Selon le commissaire de police turc Necati Alkan205, « les individus ne sont pas nés terroristes mais devient terroristes. Les organisations terroristes construisent un terroriste grâce à quelques facteurs comme par exemple les problèmes socio-économiques. Les organisations terroristes religieuses recrutent les nouveaux membres généralement des familles qui ont des problèmes socio-économiques. Par exemple, le Hizbullah a visé généralement à recruter des nouveaux membres notamment dans des familles qui sont pauvres et qui ont beaucoup d’enfants. En effet, l’insuffisance des ressources matérielles de ce type des familles et quelques problèmes économiques liées à la pauvreté forcent les individus à chercher des solutions à la fois légales et illégales. C’est sur ce point que les organisations terroristes contactent avec les individus et les offrent des possibilités. Au début, un simple boulot et un revenu minimum ne signifient pas un lien direct avec l’organisation terroriste. Au fil du temps, l’organisation terroriste suit une stratégie patiente afin d’augmenter ses relations avec l’individu visé. L’augmentation des relations permet de plus en plus à inviter l’individu aux activités illégales. En effet, les problèmes socio-économiques sont utilisés par lesdites organisations terroristes comme un instrument pour recruter des nouveaux membres. »

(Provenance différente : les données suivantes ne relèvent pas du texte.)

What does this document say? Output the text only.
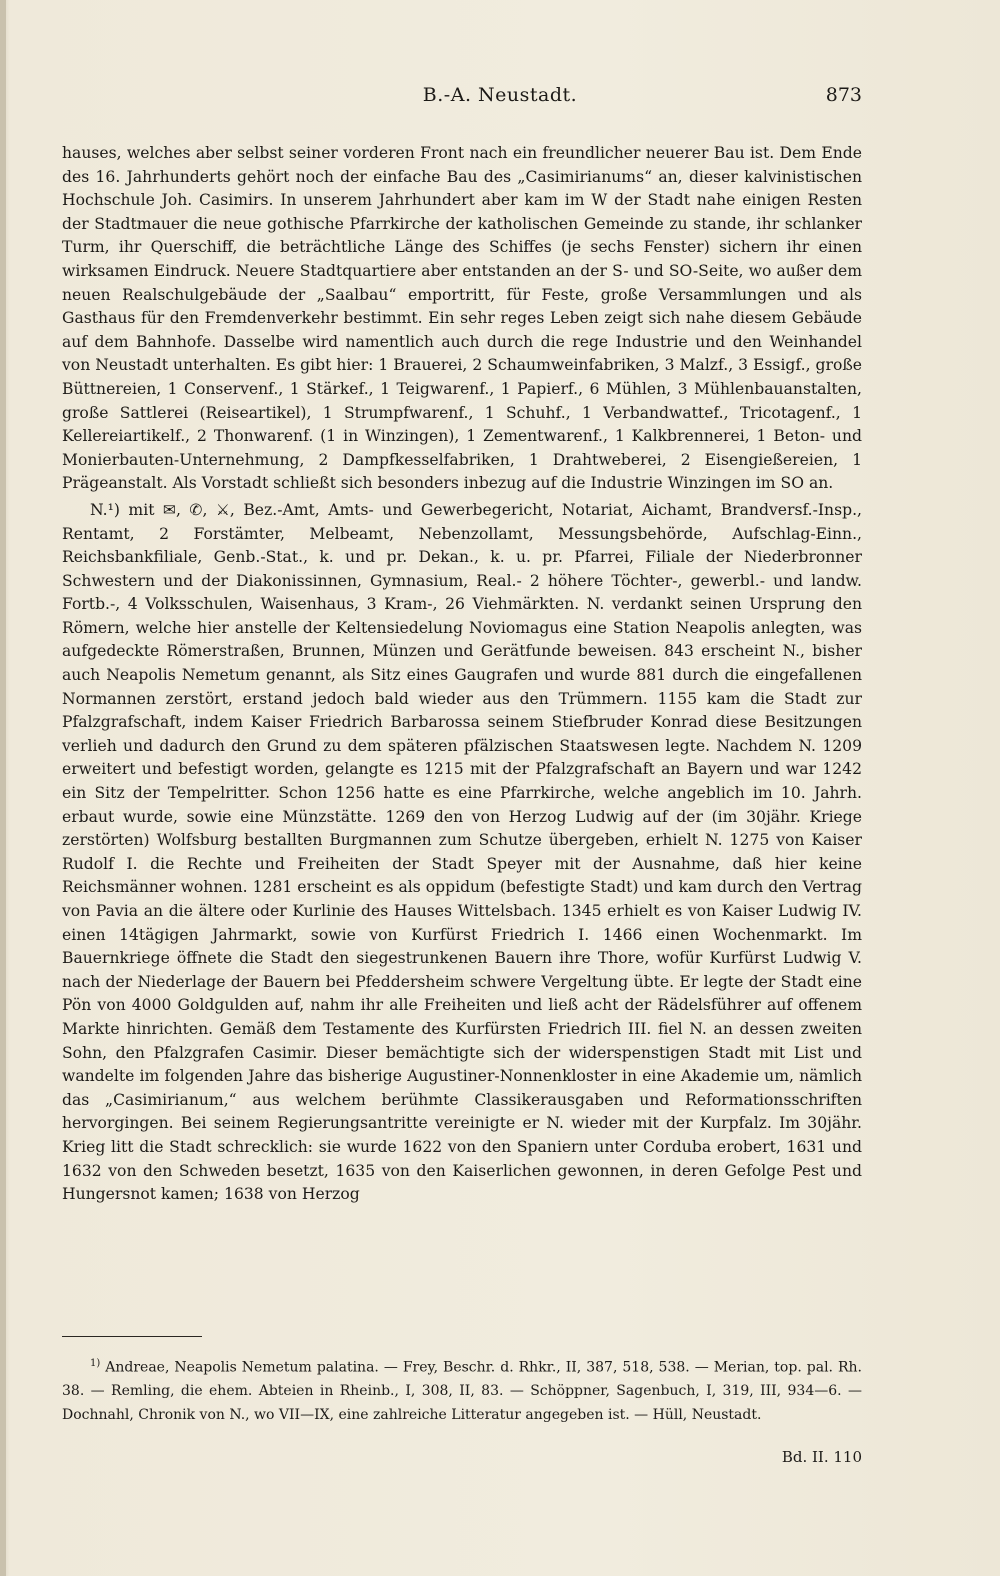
B.-A. Neustadt.	873

hauses, welches aber selbst seiner vorderen Front nach ein freundlicher neuerer Bau ist. Dem Ende des 16. Jahrhunderts gehört noch der einfache Bau des „Casimirianums“ an, dieser kalvinistischen Hochschule Joh. Casimirs. In unserem Jahrhundert aber kam im W der Stadt nahe einigen Resten der Stadtmauer die neue gothische Pfarrkirche der katholischen Gemeinde zu stande, ihr schlanker Turm, ihr Querschiff, die beträchtliche Länge des Schiffes (je sechs Fenster) sichern ihr einen wirksamen Eindruck. Neuere Stadtquartiere aber entstanden an der S- und SO-Seite, wo außer dem neuen Realschulgebäude der „Saalbau“ emportritt, für Feste, große Versammlungen und als Gasthaus für den Fremdenverkehr bestimmt. Ein sehr reges Leben zeigt sich nahe diesem Gebäude auf dem Bahnhofe. Dasselbe wird namentlich auch durch die rege Industrie und den Weinhandel von Neustadt unterhalten. Es gibt hier: 1 Brauerei, 2 Schaumweinfabriken, 3 Malzf., 3 Essigf., große Büttnereien, 1 Conservenf., 1 Stärkef., 1 Teigwarenf., 1 Papierf., 6 Mühlen, 3 Mühlenbauanstalten, große Sattlerei (Reiseartikel), 1 Strumpfwarenf., 1 Schuhf., 1 Verbandwattef., Tricotagenf., 1 Kellereiartikelf., 2 Thonwarenf. (1 in Winzingen), 1 Zementwarenf., 1 Kalkbrennerei, 1 Beton- und Monierbauten-Unternehmung, 2 Dampfkesselfabriken, 1 Drahtweberei, 2 Eisengießereien, 1 Prägeanstalt. Als Vorstadt schließt sich besonders inbezug auf die Industrie Winzingen im SO an.

N.¹) mit ✉, ✆, ⚔, Bez.-Amt, Amts- und Gewerbegericht, Notariat, Aichamt, Brandversf.-Insp., Rentamt, 2 Forstämter, Melbeamt, Nebenzollamt, Messungsbehörde, Aufschlag-Einn., Reichsbankfiliale, Genb.-Stat., k. und pr. Dekan., k. u. pr. Pfarrei, Filiale der Niederbronner Schwestern und der Diakonissinnen, Gymnasium, Real.- 2 höhere Töchter-, gewerbl.- und landw. Fortb.-, 4 Volksschulen, Waisenhaus, 3 Kram-, 26 Viehmärkten. N. verdankt seinen Ursprung den Römern, welche hier anstelle der Keltensiedelung Noviomagus eine Station Neapolis anlegten, was aufgedeckte Römerstraßen, Brunnen, Münzen und Gerätfunde beweisen. 843 erscheint N., bisher auch Neapolis Nemetum genannt, als Sitz eines Gaugrafen und wurde 881 durch die eingefallenen Normannen zerstört, erstand jedoch bald wieder aus den Trümmern. 1155 kam die Stadt zur Pfalzgrafschaft, indem Kaiser Friedrich Barbarossa seinem Stiefbruder Konrad diese Besitzungen verlieh und dadurch den Grund zu dem späteren pfälzischen Staatswesen legte. Nachdem N. 1209 erweitert und befestigt worden, gelangte es 1215 mit der Pfalzgrafschaft an Bayern und war 1242 ein Sitz der Tempelritter. Schon 1256 hatte es eine Pfarrkirche, welche angeblich im 10. Jahrh. erbaut wurde, sowie eine Münzstätte. 1269 den von Herzog Ludwig auf der (im 30jähr. Kriege zerstörten) Wolfsburg bestallten Burgmannen zum Schutze übergeben, erhielt N. 1275 von Kaiser Rudolf I. die Rechte und Freiheiten der Stadt Speyer mit der Ausnahme, daß hier keine Reichsmänner wohnen. 1281 erscheint es als oppidum (befestigte Stadt) und kam durch den Vertrag von Pavia an die ältere oder Kurlinie des Hauses Wittelsbach. 1345 erhielt es von Kaiser Ludwig IV. einen 14tägigen Jahrmarkt, sowie von Kurfürst Friedrich I. 1466 einen Wochenmarkt. Im Bauernkriege öffnete die Stadt den siegestrunkenen Bauern ihre Thore, wofür Kurfürst Ludwig V. nach der Niederlage der Bauern bei Pfeddersheim schwere Vergeltung übte. Er legte der Stadt eine Pön von 4000 Goldgulden auf, nahm ihr alle Freiheiten und ließ acht der Rädelsführer auf offenem Markte hinrichten. Gemäß dem Testamente des Kurfürsten Friedrich III. fiel N. an dessen zweiten Sohn, den Pfalzgrafen Casimir. Dieser bemächtigte sich der widerspenstigen Stadt mit List und wandelte im folgenden Jahre das bisherige Augustiner-Nonnenkloster in eine Akademie um, nämlich das „Casimirianum,“ aus welchem berühmte Classikerausgaben und Reformationsschriften hervorgingen. Bei seinem Regierungsantritte vereinigte er N. wieder mit der Kurpfalz. Im 30jähr. Krieg litt die Stadt schrecklich: sie wurde 1622 von den Spaniern unter Corduba erobert, 1631 und 1632 von den Schweden besetzt, 1635 von den Kaiserlichen gewonnen, in deren Gefolge Pest und Hungersnot kamen; 1638 von Herzog

$^{1)}$ Andreae, Neapolis Nemetum palatina. — Frey, Beschr. d. Rhkr., II, 387, 518, 538. — Merian, top. pal. Rh. 38. — Remling, die ehem. Abteien in Rheinb., I, 308, II, 83. — Schöppner, Sagenbuch, I, 319, III, 934—6. — Dochnahl, Chronik von N., wo VII—IX, eine zahlreiche Litteratur angegeben ist. — Hüll, Neustadt.
Bd. II. 110
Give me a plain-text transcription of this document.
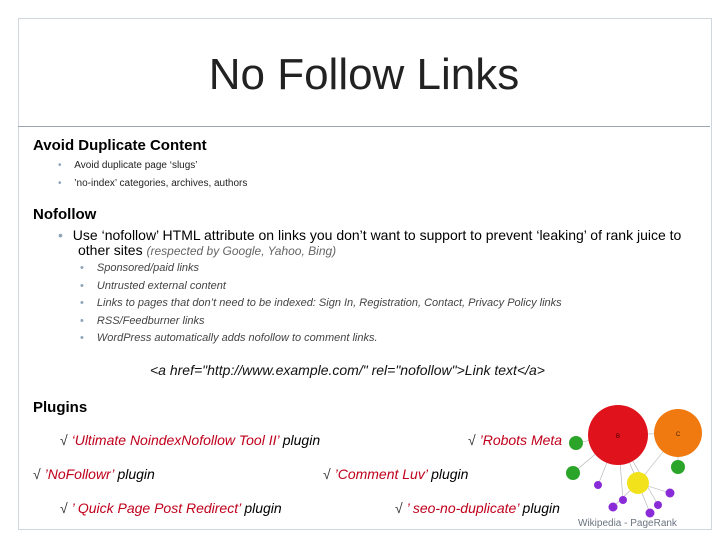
No Follow Links
Avoid Duplicate Content
• Avoid duplicate page ‘slugs’
• ’no-index’ categories, archives, authors
Nofollow
• Use ‘nofollow’ HTML attribute on links you don’t want to support to prevent ‘leaking’ of rank juice to
other sites (respected by Google, Yahoo, Bing)
• Sponsored/paid links
• Untrusted external content
• Links to pages that don’t need to be indexed: Sign In, Registration, Contact, Privacy Policy links
• RSS/Feedburner links
• WordPress automatically adds nofollow to comment links.
<a href="http://www.example.com/" rel="nofollow">Link text</a>
Plugins
√ ‘Ultimate NoindexNofollow Tool II’ plugin	√ ’Robots Meta
√ ’NoFollowr’ plugin	√ ’Comment Luv’ plugin
√ ’ Quick Page Post Redirect’ plugin	√ ’ seo-no-duplicate’ plugin
B	C
Wikipedia - PageRank
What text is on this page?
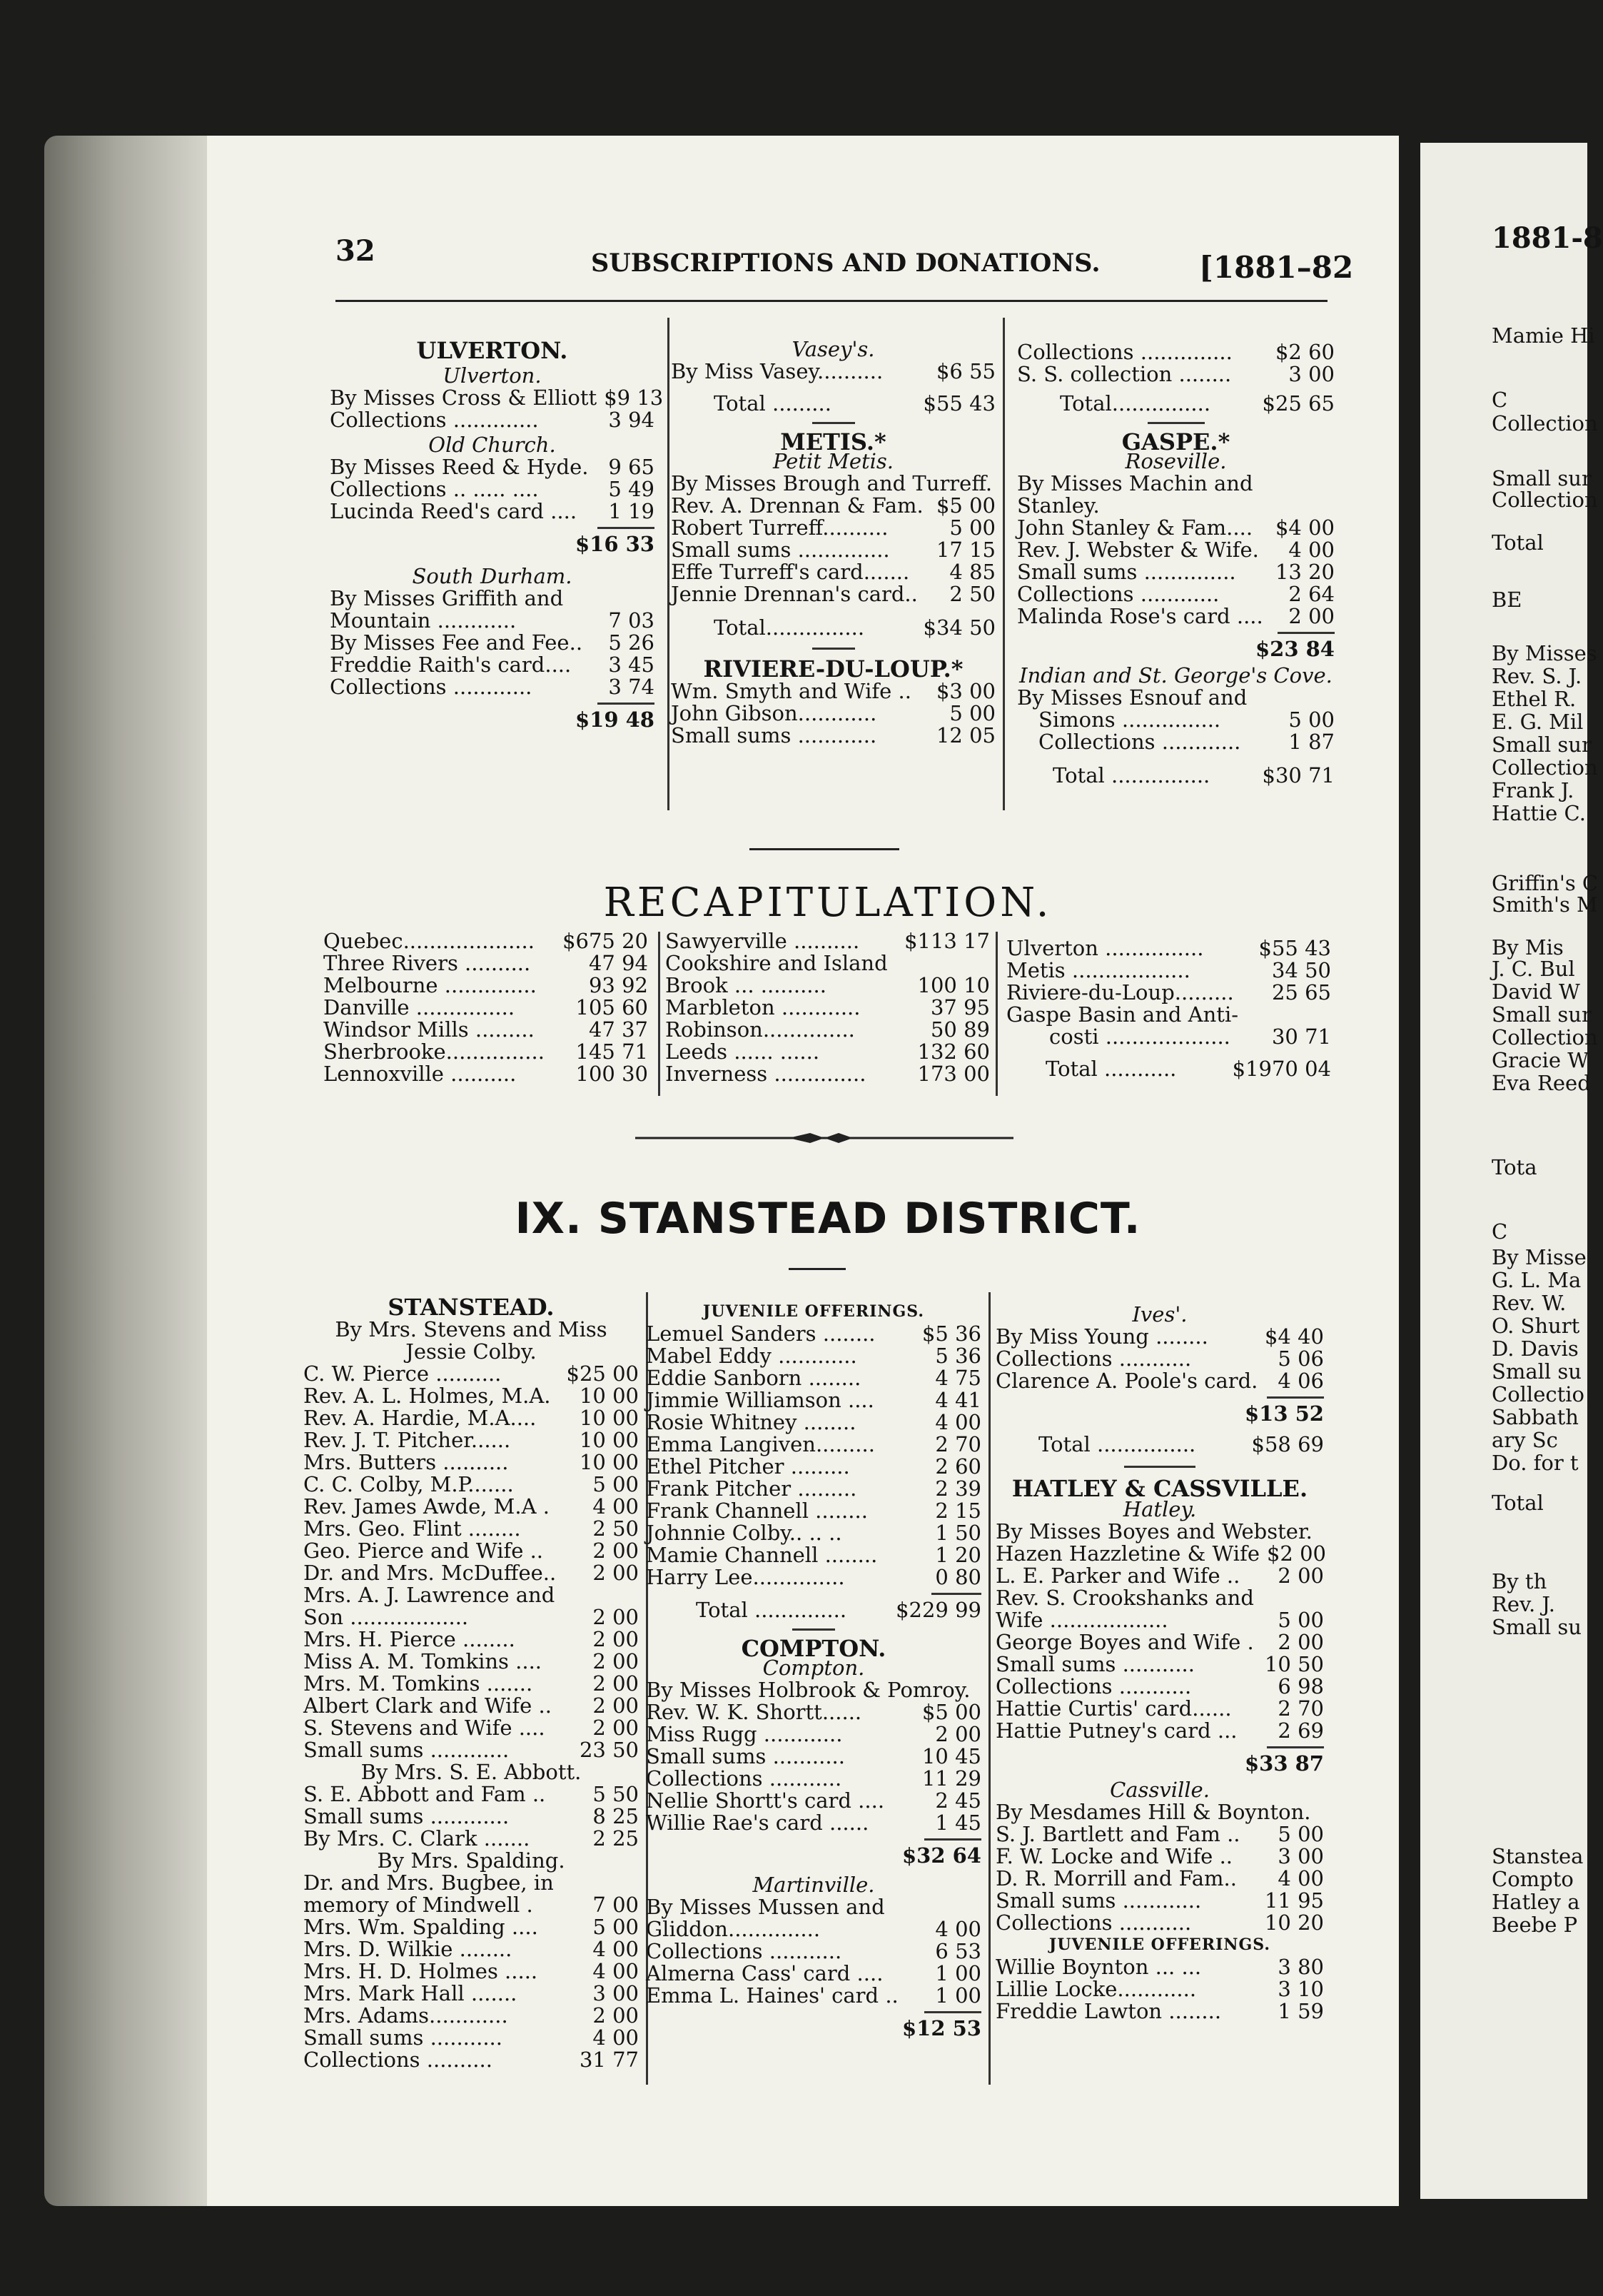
32	SUBSCRIPTIONS AND DONATIONS.	[1881–82
ULVERTON.
Ulverton.
By Misses Cross & Elliott $9 13
Collections .............	3 94
Old Church.
By Misses Reed & Hyde. 9 65
Collections .. ..... ....	5 49
Lucinda Reed's card .... 1 19
$16 33
South Durham.
By Misses Griffith and
Mountain ............	7 03
By Misses Fee and Fee.. 5 26
Freddie Raith's card.... 3 45
Collections ............	3 74
$19 48
Vasey's.
By Miss Vasey..........	$6 55
Total .........	$55 43
METIS.*
Petit Metis.
By Misses Brough and Turreff.
Rev. A. Drennan & Fam. $5 00
Robert Turreff..........	5 00
Small sums .............. 17 15
Effe Turreff's card....... 4 85
Jennie Drennan's card.. 2 50
Total...............	$34 50
RIVIERE-DU-LOUP.*
Wm. Smyth and Wife .. $3 00
John Gibson............	5 00
Small sums ............	12 05
Collections .............. $2 60
S. S. collection ........	3 00
Total............... $25 65
GASPE.*
Roseville.
By Misses Machin and Stanley.
John Stanley & Fam.... $4 00
Rev. J. Webster & Wife. 4 00
Small sums .............. 13 20
Collections ............	2 64
Malinda Rose's card .... 2 00
$23 84
Indian and St. George's Cove.
By Misses Esnouf and
Simons ...............	5 00
Collections ............ 1 87
Total ...............	$30 71
RECAPITULATION.
Quebec.................... $675 20
Three Rivers ..........	47 94
Melbourne ..............	93 92
Danville ...............	105 60
Windsor Mills .........	47 37
Sherbrooke............... 145 71
Lennoxville ..........	100 30
Sawyerville .......... $113 17
Cookshire and Island
Brook ... ..........	100 10
Marbleton ............	37 95
Robinson..............	50 89
Leeds ...... ......	132 60
Inverness .............. 173 00
Ulverton ...............	$55 43
Metis ..................	34 50
Riviere-du-Loup......... 25 65
Gaspe Basin and Anti-
costi ................... 30 71
Total ...........	$1970 04
IX. STANSTEAD DISTRICT.
STANSTEAD.
By Mrs. Stevens and Miss Jessie Colby.
C. W. Pierce ..........	$25 00
Rev. A. L. Holmes, M.A. 10 00
Rev. A. Hardie, M.A.... 10 00
Rev. J. T. Pitcher......	10 00
Mrs. Butters ..........	10 00
C. C. Colby, M.P.......	5 00
Rev. James Awde, M.A . 4 00
Mrs. Geo. Flint ........	2 50
Geo. Pierce and Wife .. 2 00
Dr. and Mrs. McDuffee.. 2 00
Mrs. A. J. Lawrence and
Son ..................	2 00
Mrs. H. Pierce ........	2 00
Miss A. M. Tomkins .... 2 00
Mrs. M. Tomkins .......	2 00
Albert Clark and Wife .. 2 00
S. Stevens and Wife .... 2 00
Small sums ............	23 50
By Mrs. S. E. Abbott.
S. E. Abbott and Fam .. 5 50
Small sums ............	8 25
By Mrs. C. Clark .......	2 25
By Mrs. Spalding.
Dr. and Mrs. Bugbee, in
memory of Mindwell .	7 00
Mrs. Wm. Spalding ....	5 00
Mrs. D. Wilkie ........	4 00
Mrs. H. D. Holmes .....	4 00
Mrs. Mark Hall .......	3 00
Mrs. Adams............	2 00
Small sums ...........	4 00
Collections ..........	31 77
JUVENILE OFFERINGS.
Lemuel Sanders ........ $5 36
Mabel Eddy ............	5 36
Eddie Sanborn ........	4 75
Jimmie Williamson ....	4 41
Rosie Whitney ........	4 00
Emma Langiven.........	2 70
Ethel Pitcher .........	2 60
Frank Pitcher .........	2 39
Frank Channell ........	2 15
Johnnie Colby.. .. ..	1 50
Mamie Channell ........	1 20
Harry Lee..............	0 80
Total .............. $229 99
COMPTON.
Compton.
By Misses Holbrook & Pomroy.
Rev. W. K. Shortt......	$5 00
Miss Rugg ............	2 00
Small sums ...........	10 45
Collections ...........	11 29
Nellie Shortt's card .... 2 45
Willie Rae's card ......	1 45
$32 64
Martinville.
By Misses Mussen and
Gliddon..............	4 00
Collections ...........	6 53
Almerna Cass' card ....	1 00
Emma L. Haines' card .. 1 00
$12 53
Ives'.
By Miss Young ........	$4 40
Collections ...........	5 06
Clarence A. Poole's card. 4 06
$13 52
Total ...............	$58 69
HATLEY & CASSVILLE.
Hatley.
By Misses Boyes and Webster.
Hazen Hazzletine & Wife $2 00
L. E. Parker and Wife .. 2 00
Rev. S. Crookshanks and
Wife ..................	5 00
George Boyes and Wife . 2 00
Small sums ...........	10 50
Collections ...........	6 98
Hattie Curtis' card...... 2 70
Hattie Putney's card ... 2 69
$33 87
Cassville.
By Mesdames Hill & Boynton.
S. J. Bartlett and Fam .. 5 00
F. W. Locke and Wife .. 3 00
D. R. Morrill and Fam.. 4 00
Small sums ............	11 95
Collections ...........	10 20
JUVENILE OFFERINGS.
Willie Boynton ... ...	3 80
Lillie Locke............	3 10
Freddie Lawton ........	1 59
1881-8
Mamie Hi
C
Collection
Small sur
Collection
Total
BE
By Misses
Rev. S. J.
Ethel R.
E. G. Mil
Small sur
Collection
Frank J.
Hattie C.
Griffin's C
Smith's M
By Mis
J. C. Bul
David W
Small sur
Collection
Gracie W
Eva Reed
Tota
C
By Misse
G. L. Ma
Rev. W.
O. Shurt
D. Davis
Small su
Collectio
Sabbath
ary Sc
Do. for t
Total
By th
Rev. J.
Small su
Stanstea
Compto
Hatley a
Beebe P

En fait, nous acceptons que les conséquences des enquêtes et des résultats écrits ci-dessus soient évidemment discutables. La pauvreté ou les difficultés liées aux problèmes économiques ne sont pas les seules causes du terrorisme religieux et les attentats terroristes ne sont pas directement les conséquences des problèmes socio-économiques. Etre pauvre ou être dans la misère n’exige pas de tuer les autres, des gens censés comme infidèles. Cependant, ce type de problèmes conduit les gens au désespoir et les organisations terroristes religieuses sont présentes pour les manipuler.

Notes
198.

RAMADAN Tariq, « Reconnaître la légitimité de la foi et de la conviction de l’autre (de la violence et du religieux) », p.112, in LELIEVRE Henry (sous la dir.), Terrorisme : questions, op.cit.

199.

SAGEMAN Marc, Le Vrai visage des terroristes, Paris, op.cit. 396p.

200.

En se fondant notamment sur les biographies utilisées dans les réquisitoires lors des procès Hizbullah, Dorronsoro et Grojean montrent que les chefs de Hizbullah et du PKK, Huseyin Velioglu et Abdullah Ocalan aussi sont issus de milieux modestes, sans capital social ni économique. Pour les détails, voir : DORRONSORO Gilles et GROJEAN Olivier, « Engagement militant et phénomène de radicalisation chez les Kurdes de Turquie », art.cit., Consultable sur www.ejts.org/document198.html

201.

Il est vraiment intéressant de préciser que les nouveaux membres du Hizbullah déposent un document intitulé « ozgecmis raporu » (CV) aux responsables pour les transmettre au comité dirigeant. Ce document n’est pas complètement identique au CV mais il contient des informations relatives à l’identité et aux rapports personnels d’un nouveau membre en matière de religion, de politique, etc. Il existe également dans ce type de document des informations relatives aux parents des membres.

202.

KURKCU Ertugrul, « Hukumet, devlet, Islami siddet » (Gouvernement, Etat, Violence islamiste), www.bianet.org/bianet/kategori/siyaset/26566/hukumet-devlet-islami-siddet

203.

OZONDER Cihat, « Terorun sosyokulturel yonleri » (Les caractéristiques socioculturelles de la terreur), Dogu Anadolu Guvenlik ve Huzur Sempozyumu, Elazig, Firat Universitesi, 1998, p.292.

204.

YILMAZ Bulent, ALKAN Necati et KOLBASI Derya, Aileye acik mektup projesi arastirma raporu (Rapport de recherche du projet de lettre ouverte à la famille), Ankara, Adalet Bakanligi, 2003, 262p.

205.

Entretien avec Necati ALKAN, commissaire de police, Direction Centrale des Opérations et de la Lutte Contre le Terrorisme, Ankara, le 17 novembre 2005.